As you might suspect from my branding as the Celtic Romance Queen,
I’ve written Romantasy set at the Summer Solstice.
The longest day of the year.
The Unicorn and the Druidess
At Summer Solstice, people aren’t what they seem—they could be… a unicorn …a god…or someone you fall in love with.
Druidess Maelona pursues a unicorn into the woods and returns with a runaway slave boy she takes under her wing. Before she can go back to look for the unicorn, a handsome stranger ignites a fiery attraction within her. But she can tell he's keeping something from her. She suspects that he may be a Roman spy.

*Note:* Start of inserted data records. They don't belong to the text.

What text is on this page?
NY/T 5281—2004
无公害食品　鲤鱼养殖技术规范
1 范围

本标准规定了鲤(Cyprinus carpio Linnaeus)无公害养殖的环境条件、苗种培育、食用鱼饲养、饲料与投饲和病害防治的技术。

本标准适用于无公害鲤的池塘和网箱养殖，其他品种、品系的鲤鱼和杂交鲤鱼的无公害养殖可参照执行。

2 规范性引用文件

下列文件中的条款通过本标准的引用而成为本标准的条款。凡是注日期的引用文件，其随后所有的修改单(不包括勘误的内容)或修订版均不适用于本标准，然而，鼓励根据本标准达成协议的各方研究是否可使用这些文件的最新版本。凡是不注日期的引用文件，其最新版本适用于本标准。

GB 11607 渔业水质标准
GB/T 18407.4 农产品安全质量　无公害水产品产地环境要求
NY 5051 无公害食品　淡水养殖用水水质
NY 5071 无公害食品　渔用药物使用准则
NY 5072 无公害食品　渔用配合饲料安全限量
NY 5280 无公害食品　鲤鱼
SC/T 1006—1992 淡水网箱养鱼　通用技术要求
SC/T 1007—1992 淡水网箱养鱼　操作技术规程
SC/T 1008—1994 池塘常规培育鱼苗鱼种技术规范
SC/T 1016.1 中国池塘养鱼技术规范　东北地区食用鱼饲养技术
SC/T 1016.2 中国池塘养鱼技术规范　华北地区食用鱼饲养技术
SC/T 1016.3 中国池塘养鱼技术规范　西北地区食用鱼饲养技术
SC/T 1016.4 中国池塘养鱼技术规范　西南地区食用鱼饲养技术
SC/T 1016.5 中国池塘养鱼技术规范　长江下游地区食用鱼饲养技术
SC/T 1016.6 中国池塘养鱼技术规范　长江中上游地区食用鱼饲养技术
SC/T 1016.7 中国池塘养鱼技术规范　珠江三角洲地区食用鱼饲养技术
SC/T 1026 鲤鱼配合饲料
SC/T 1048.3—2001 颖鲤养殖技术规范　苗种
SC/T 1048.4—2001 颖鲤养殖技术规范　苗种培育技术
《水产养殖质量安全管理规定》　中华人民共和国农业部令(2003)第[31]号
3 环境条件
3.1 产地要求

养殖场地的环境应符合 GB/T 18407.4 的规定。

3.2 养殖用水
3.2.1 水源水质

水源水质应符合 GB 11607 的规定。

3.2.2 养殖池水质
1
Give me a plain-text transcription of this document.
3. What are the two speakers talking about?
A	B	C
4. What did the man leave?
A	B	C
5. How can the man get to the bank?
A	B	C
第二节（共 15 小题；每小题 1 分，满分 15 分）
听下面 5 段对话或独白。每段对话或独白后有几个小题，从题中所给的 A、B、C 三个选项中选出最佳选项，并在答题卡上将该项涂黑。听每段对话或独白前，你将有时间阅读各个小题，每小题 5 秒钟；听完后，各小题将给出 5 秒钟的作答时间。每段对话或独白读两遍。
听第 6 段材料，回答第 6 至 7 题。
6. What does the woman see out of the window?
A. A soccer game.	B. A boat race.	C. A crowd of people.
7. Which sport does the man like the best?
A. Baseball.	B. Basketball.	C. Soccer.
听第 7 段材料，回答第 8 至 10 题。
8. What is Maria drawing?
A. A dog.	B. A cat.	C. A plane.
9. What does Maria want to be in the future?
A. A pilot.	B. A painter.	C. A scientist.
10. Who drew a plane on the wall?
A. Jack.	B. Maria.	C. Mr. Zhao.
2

God Epon’s blood burns at first sight of the gorgeous Druidess. Goaded by his desire for her, he passes through the portal from the otherworld as a unicorn. Then he runs into the forest and she gives chase. There, he shapeshifts into human form to get to know her better. Plus, to win her trust, he fights the Romans and saves her tribe.
But even then, will he and Maelona be able to overcome the insurmountable odds of a romance between a mortal and an immortal being anything more than a summertime tryst?
But I’ve never written about the Spring Equinox—Ostara.
That may change after attending an Ostara celebration the other day at Lark & Owl Bookstore in the Austin, Texas area.
Ostara falls at the spring equinox, usually between March 19 and 22, when day and night stand in perfect balance before the year tips toward the sun.
The name comes from a root meaning to shine, to rise, to bring light. Eostre was a dawn goddess tied to the east, where the sun rises after darkness. That is where we get Easter from—the Saxon name for the goddess, Eostre—which means east.
The festival honors rebirth and new beginnings, but in a gentler way—a slow unfolding. The first green breaking through the cold. Life stirring, even before it’s fully seen.
Its symbols—hares and eggs—reflect that same sense of new life.
This is a video of a recipe for a soothing salt bath you can make at Lark and Owl for Ostara.
Lark and Owl also has a book of Love Spells.
In my enemies-to-lovers novel, The Celtic Prince, which takes place during the Saxon Wars, my heroine, Alefreada, is a Saxon and would have celebrated Ostara as a child. She also has a love potion of her own.